Piano Concerto No.1 in C, Op.15
Piano Concerto No.3 in C minor, Op.37
Emil Gilels (piano)
New Philharmonia Orchestra
Sir Adrian Boult
Recorded 1967 in Royal Festival Hall, London – on 10 July (No.1) and 13 July
Reviewed by: Colin Anderson
Reviewed: March 2011
CD No: ICA CLASSICS ICAC 5000
Duration: 70 minutes
There’s much to enjoy here despite a few rough moments from Emil Gilels (1916-85). These are, after all, recordings documenting the thrills and spills of concert performance. A fine sense of expectation marks out Sir Adrian Boult’s conducting of the introduction to the C major Piano Concerto, dynamics agreeably terraced. Gilels’s nonchalant but vital first entry develops a magisterial sense of time and space as well as a fine liveliness between pianist and venerable maestro (Boult was 78 at the time). One can sense the ‘point of his stick’ sculpting the orchestral commentary but also feeding-in Gilels’s input. The first movement is weighty, lucid and beguiling of phrase, with a particularly characterful contribution from woodwinds. The cadenza is one of Beethoven’s shorter efforts for this work (he wrote three, this one a creation with echoes of Domenico Scarlatti, whose sonatas Gilels played with particular sympathy), although it would have been fun to have heard Gilels tackle the outsize example. With a profound slow movement and an exuberant finale, the ‘jazz’ episode flies by with dexterity and puckish wit, this is a really engaging and pleasurable performance.
Boult underlines the seriousness of the C minor Piano Concerto with a stately, rough-hewn and momentous exposition. Gilels’s response is gruff and declamatory. Moments of lyricism are sweet by comparison. Exchanges between piano and orchestra are voluble, Gilels refusing to manicure the music, Boult exposing some barbed expression. The cadenza is an outspoken corollary full of bold rhetoric; the return of the orchestra mysterious. Following a slow movement of intense song, the finale (the too-long gap before it might usefully have been closed-up) is daringly swift, too much so as some braking is needed, but poetic contrasts are well made, and Gilels finds an armoury of touch, and he flourishes the brief cadenza. The coda, potentially Beethoven at his most jocose, is here determined rather than good-humoured.
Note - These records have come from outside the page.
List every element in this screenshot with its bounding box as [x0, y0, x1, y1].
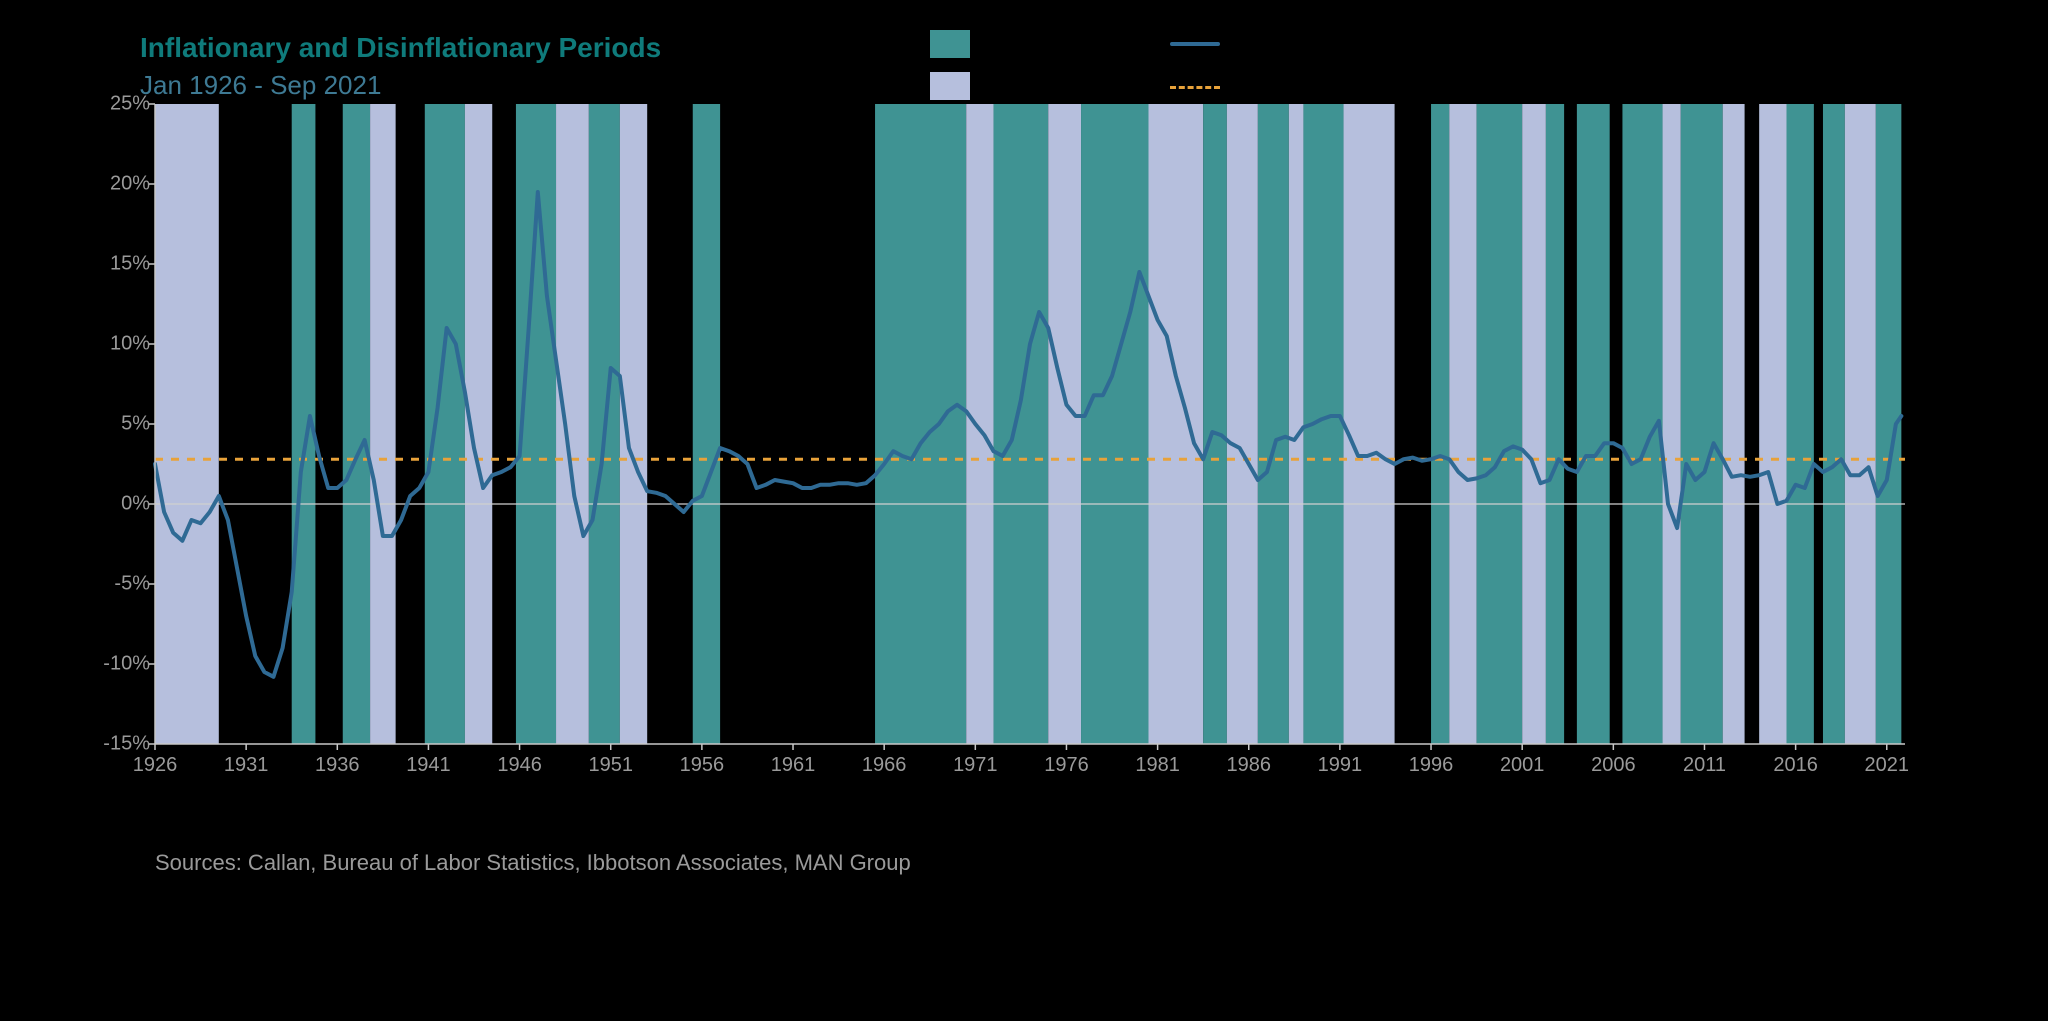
legend-disinflationary-swatch	[930, 72, 970, 100]
chart-title: Inflationary and Disinflationary Periods	[140, 32, 661, 64]
y-tick-label: 5%	[121, 413, 150, 436]
y-tick-label: 15%	[110, 253, 150, 276]
chart-svg	[155, 104, 1905, 744]
legend-inflationary-swatch	[930, 30, 970, 58]
chart-subtitle: Jan 1926 - Sep 2021	[140, 70, 661, 101]
y-tick-label: 10%	[110, 333, 150, 356]
x-axis-labels: 1926193119361941194619511956196119661971…	[155, 754, 1905, 784]
chart-plot-area	[155, 104, 1905, 744]
x-tick-label: 1996	[1409, 754, 1454, 777]
sources-text: Sources: Callan, Bureau of Labor Statist…	[155, 850, 911, 876]
chart-header: Inflationary and Disinflationary Periods…	[140, 32, 661, 101]
y-tick-label: -5%	[114, 573, 150, 596]
x-tick-label: 2021	[1865, 754, 1910, 777]
y-tick-label: 0%	[121, 493, 150, 516]
y-tick-label: -15%	[103, 733, 150, 756]
x-tick-label: 1966	[862, 754, 907, 777]
x-tick-label: 1956	[680, 754, 725, 777]
x-tick-label: 1946	[497, 754, 542, 777]
x-tick-label: 1951	[588, 754, 633, 777]
x-tick-label: 1971	[953, 754, 998, 777]
x-tick-label: 1936	[315, 754, 360, 777]
x-tick-label: 1991	[1318, 754, 1363, 777]
y-axis-labels: -15%-10%-5%0%5%10%15%20%25%	[90, 104, 150, 744]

Still, it’s a view, and certainly in-keeping with the interpretation as a whole.
Despite conscientious re-mastering, the recording is only decent enough, being somewhat imbalanced at times and with some of the pitching suspect (due to a stretched tape, one imagines). But no matter: these are thoroughly enlivening performances emphasising Beethoven the (unvarnished) Romantic and documenting Gilels’s muscular and sensitive approach (some of his runs really glisten) and Boult’s great skills at accompanying. Gilels and Boult collaborated again the following year in concertos by Brahms and Tchaikovsky with the LSO – what chance that they too were recorded?